Ainda assim, os pedaços românticos alimentam o cenário parisiense e os amores iluminados pela cidade luz. Ver Natasha (Alba Baptista) e André (Lucas Bravo) se apaixonando deixa aquela sensação mágica passeando pelas ruas e, mesmo com a sujeira, as estradas garantem a presença do brilho dos jovens amantes. Além de um par romântico adorável, os dois são uma marca da autonomia e liberdade individual, já que suas escolhas partem para as prioridades pessoais de cada um de forma singular.
Para completar os tons fantasiosos, a cereja do bolo fica com a produção e reprodução de peças da Dior realizadas pela figurinista Jenny Beavan. Os bordados, os movimentos das vestimentas e o impacto do brilho são todos feitos a perfeição, criando cenas de encher os olhos. Cada modelo é impecável e capaz de fazer com que quem assiste se sinta em um universo de princesas fabulosas.
Toda a beleza das peças da produção não passaram despercebidas e, no Oscar de 2023, o filme concorre na categoria de Melhor Figurino. Beavan está no páreo com Mary Zophres por Babilônia, Ruth E. Carter por Pantera Negra: Wakanda Para Sempre, Catherine Martin por Elvis e Shirley Kurata por Tudo em Todo o Lugar ao Mesmo Tempo. Mrs. Harris Goes to Paris foi contemplado em 2022 no British Independent Film Award por Melhor Figurino e chegou a fazer parte dos indicados ao BAFTA de 2023 na mesma categoria. Leslie Manville apareceu nas categorias de atuação das premiações deste ano, estando entre as indicadas ao Globo de Ouro 2023 como Melhor Atriz em Filme Comédia ou Musical. Mas o destaque da produção fica com os figurinos, enquanto a maioria das categorias principais não destacaram os trabalhos de atuação, direção ou roteiro aplicados na releitura do original de 1992, intitulado Um Sonho em Paris.

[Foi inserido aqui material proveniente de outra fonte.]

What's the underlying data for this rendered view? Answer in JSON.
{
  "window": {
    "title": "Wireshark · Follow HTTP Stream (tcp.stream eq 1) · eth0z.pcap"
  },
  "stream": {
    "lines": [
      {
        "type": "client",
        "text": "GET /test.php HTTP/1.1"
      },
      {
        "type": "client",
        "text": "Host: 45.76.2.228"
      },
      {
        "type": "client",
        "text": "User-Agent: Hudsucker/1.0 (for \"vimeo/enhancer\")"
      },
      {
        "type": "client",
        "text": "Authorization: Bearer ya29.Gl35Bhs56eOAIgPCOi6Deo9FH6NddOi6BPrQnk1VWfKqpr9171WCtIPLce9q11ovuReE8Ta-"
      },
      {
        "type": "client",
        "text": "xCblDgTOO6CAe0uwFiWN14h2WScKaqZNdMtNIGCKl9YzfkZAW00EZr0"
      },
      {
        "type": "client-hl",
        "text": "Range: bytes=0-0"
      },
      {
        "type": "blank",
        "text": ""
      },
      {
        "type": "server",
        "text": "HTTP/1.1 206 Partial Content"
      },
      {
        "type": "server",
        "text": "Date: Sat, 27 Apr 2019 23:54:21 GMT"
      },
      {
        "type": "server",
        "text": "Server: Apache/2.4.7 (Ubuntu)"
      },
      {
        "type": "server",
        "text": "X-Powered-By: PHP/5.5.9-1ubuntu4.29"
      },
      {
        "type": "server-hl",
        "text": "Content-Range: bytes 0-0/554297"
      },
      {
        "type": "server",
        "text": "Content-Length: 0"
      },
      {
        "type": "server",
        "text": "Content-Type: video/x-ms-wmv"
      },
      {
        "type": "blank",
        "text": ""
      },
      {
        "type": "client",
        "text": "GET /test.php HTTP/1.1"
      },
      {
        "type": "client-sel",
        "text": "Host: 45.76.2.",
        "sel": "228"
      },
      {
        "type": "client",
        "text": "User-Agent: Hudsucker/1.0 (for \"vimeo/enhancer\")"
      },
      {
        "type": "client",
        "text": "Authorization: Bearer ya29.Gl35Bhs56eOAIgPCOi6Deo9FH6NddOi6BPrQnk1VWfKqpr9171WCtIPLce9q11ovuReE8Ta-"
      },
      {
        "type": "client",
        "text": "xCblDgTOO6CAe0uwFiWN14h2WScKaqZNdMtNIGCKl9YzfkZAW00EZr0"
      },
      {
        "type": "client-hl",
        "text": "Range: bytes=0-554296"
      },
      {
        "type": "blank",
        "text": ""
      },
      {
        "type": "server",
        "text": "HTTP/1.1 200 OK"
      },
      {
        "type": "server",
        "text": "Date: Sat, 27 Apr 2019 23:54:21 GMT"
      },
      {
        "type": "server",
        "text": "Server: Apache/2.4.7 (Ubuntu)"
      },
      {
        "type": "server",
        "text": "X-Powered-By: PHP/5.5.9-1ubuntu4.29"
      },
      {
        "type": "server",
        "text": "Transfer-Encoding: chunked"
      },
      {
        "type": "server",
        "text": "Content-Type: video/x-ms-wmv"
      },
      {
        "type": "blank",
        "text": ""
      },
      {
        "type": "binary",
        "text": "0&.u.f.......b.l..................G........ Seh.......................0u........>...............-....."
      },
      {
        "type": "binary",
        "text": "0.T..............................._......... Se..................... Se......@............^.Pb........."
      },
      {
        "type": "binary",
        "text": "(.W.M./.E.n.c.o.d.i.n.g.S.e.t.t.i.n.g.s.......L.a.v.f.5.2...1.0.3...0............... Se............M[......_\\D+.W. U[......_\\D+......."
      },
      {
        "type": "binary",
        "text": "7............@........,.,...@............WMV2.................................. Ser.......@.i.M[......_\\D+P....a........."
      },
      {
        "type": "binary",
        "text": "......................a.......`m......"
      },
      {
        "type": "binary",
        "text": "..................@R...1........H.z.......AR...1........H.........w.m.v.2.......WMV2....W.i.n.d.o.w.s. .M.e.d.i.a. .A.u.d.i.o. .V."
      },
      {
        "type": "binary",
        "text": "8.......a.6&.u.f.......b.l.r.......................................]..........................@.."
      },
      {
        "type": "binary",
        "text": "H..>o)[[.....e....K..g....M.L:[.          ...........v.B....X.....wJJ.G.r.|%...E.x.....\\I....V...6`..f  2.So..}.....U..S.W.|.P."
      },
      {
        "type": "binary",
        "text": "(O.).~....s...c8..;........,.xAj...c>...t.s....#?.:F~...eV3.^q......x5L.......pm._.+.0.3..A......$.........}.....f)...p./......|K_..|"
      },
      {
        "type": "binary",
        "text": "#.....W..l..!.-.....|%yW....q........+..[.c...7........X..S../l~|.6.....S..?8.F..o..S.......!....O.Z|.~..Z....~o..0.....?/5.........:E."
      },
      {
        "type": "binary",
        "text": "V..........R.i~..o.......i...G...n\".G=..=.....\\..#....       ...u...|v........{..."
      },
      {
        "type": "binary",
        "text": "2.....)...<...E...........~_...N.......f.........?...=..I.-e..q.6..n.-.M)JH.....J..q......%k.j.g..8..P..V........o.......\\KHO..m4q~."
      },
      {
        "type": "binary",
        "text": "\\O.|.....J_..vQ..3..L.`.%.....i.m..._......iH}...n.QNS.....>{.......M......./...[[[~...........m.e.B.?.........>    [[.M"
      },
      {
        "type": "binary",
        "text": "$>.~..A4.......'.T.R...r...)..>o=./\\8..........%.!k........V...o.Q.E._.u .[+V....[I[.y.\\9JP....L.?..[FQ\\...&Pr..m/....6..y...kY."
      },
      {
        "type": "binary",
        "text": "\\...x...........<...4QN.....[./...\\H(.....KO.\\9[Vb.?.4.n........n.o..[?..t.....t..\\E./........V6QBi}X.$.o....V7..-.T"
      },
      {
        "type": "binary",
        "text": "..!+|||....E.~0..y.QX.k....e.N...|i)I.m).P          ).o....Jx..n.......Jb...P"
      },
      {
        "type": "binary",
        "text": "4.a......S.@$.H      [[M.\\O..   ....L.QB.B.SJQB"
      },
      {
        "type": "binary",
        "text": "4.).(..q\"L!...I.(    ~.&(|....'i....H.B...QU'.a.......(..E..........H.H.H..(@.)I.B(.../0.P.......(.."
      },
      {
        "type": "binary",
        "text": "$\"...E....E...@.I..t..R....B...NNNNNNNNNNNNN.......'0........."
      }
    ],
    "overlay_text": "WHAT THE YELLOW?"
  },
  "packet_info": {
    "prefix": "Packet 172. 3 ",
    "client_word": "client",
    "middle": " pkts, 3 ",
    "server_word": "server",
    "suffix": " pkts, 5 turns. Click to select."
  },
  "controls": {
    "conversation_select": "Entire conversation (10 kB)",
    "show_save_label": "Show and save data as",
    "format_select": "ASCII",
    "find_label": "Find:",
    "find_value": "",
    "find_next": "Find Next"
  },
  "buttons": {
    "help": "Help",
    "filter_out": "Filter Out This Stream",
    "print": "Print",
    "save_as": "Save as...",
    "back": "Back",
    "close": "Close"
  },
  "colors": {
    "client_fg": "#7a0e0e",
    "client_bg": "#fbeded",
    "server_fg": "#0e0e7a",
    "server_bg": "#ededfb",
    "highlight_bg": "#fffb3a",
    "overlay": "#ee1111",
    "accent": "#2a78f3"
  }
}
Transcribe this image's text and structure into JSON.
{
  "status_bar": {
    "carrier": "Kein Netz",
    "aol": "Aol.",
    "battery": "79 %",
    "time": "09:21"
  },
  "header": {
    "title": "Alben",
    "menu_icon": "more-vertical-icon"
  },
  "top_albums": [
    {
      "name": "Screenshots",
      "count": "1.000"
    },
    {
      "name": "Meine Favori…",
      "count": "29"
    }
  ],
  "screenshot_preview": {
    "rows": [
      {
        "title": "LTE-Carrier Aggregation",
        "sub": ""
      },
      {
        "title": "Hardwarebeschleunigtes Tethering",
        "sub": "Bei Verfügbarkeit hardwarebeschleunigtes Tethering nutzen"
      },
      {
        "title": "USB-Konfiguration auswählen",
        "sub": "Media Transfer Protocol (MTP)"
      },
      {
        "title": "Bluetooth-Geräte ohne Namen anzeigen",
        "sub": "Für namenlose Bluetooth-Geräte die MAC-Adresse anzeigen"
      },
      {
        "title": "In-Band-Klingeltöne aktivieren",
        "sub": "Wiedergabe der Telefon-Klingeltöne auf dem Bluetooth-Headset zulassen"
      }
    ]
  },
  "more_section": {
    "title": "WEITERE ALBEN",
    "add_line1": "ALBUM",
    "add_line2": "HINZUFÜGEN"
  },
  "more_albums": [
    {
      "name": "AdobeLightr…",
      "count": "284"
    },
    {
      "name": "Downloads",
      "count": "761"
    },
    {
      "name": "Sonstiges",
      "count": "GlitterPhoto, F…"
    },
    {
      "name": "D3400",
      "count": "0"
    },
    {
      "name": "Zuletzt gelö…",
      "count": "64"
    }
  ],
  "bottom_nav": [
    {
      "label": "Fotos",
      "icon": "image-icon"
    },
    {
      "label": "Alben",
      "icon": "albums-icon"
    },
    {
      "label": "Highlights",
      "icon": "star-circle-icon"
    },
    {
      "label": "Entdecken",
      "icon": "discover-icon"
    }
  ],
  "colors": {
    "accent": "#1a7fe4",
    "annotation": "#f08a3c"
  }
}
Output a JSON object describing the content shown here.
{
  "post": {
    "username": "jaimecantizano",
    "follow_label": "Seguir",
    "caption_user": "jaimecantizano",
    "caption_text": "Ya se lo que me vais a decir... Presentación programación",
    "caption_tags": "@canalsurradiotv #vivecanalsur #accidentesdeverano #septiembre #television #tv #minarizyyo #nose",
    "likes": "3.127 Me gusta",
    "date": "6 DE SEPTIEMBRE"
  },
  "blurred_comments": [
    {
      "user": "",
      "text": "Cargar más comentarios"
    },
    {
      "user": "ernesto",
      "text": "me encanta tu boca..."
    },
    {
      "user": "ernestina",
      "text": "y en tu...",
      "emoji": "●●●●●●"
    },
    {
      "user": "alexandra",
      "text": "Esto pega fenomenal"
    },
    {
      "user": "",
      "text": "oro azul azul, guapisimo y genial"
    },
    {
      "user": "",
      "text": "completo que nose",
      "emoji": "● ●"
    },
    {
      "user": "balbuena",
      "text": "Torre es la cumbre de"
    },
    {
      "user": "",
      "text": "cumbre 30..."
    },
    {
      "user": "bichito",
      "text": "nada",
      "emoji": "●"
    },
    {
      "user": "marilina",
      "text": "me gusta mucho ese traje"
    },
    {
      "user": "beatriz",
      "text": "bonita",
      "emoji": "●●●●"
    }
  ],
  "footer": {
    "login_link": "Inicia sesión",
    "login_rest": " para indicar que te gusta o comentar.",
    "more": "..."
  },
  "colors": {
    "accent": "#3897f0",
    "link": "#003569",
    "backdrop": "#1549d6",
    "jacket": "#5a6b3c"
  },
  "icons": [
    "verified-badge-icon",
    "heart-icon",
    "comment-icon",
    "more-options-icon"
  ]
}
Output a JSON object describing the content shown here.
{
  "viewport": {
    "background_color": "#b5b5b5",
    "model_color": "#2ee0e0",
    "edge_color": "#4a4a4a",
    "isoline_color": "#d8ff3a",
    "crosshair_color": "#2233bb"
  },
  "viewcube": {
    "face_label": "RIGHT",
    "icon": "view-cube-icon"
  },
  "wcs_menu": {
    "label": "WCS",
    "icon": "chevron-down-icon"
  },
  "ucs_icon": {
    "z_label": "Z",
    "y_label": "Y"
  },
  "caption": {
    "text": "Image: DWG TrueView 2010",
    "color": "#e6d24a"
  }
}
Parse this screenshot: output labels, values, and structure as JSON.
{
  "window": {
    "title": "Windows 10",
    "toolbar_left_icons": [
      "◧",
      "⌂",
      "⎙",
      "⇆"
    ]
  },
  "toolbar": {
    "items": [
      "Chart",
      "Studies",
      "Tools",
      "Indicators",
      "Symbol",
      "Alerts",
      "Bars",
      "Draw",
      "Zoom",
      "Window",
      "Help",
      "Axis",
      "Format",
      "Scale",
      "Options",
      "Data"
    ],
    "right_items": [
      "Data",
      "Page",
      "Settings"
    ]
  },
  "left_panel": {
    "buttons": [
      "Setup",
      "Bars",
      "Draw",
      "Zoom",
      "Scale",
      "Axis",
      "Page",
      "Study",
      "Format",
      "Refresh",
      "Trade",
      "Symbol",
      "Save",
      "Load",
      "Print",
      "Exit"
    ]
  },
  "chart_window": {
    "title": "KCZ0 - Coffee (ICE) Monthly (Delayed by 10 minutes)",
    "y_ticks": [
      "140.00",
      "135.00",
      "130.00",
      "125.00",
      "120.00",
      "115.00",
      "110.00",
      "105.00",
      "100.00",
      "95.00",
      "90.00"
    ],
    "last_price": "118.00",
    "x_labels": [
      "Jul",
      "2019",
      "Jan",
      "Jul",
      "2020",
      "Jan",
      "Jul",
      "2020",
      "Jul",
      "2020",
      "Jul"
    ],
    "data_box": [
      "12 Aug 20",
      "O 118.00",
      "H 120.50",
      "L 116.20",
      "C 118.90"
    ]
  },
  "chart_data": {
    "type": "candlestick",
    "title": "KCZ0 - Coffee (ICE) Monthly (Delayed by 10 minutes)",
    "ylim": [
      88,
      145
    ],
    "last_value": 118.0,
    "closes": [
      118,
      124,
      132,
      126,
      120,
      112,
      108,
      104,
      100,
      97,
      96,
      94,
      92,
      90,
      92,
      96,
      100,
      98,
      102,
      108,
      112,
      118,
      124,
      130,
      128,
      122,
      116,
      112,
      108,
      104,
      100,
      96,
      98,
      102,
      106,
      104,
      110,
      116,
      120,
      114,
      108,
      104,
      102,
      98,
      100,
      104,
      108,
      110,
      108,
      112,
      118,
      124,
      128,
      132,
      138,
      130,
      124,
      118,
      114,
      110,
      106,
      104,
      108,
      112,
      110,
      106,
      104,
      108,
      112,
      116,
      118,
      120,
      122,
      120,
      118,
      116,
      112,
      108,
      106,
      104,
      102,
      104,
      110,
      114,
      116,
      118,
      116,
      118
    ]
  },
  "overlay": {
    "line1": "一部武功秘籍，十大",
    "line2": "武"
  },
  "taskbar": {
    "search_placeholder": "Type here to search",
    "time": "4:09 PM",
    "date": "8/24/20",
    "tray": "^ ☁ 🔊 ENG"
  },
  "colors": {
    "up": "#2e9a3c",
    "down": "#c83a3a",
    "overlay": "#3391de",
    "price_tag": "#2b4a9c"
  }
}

Como não poderia ser diferente, Ada ganha seu felizes para sempre com um lindo vestido Dior e seus sonhos mais vivos do que nunca. O que faz da obra, inspirada no livro homônimo de Paul Gallico, tão especial é a forma com a qual sonhar não é apenas um verbo, mas um ato de resistência. Apesar de distante do real, o filme é esperançoso e torna a vontade de reviver a criança dentro de nós uma visita frequente.
Inundado pelo brilho da moda, Sra. Harris Vai a Paris nos deixa lições valiosas e uma história cheia de temáticas importantes envolvidas em uma aventura simpática. Seja no amor na terceira idade, na luta pelos direitos trabalhistas ou na prova de uma roupa extravagante, vale a pena dar uma chance para essa senhora apaixonante e aproveitar para vislumbrar os encantamentos oferecidos por Christian Dior.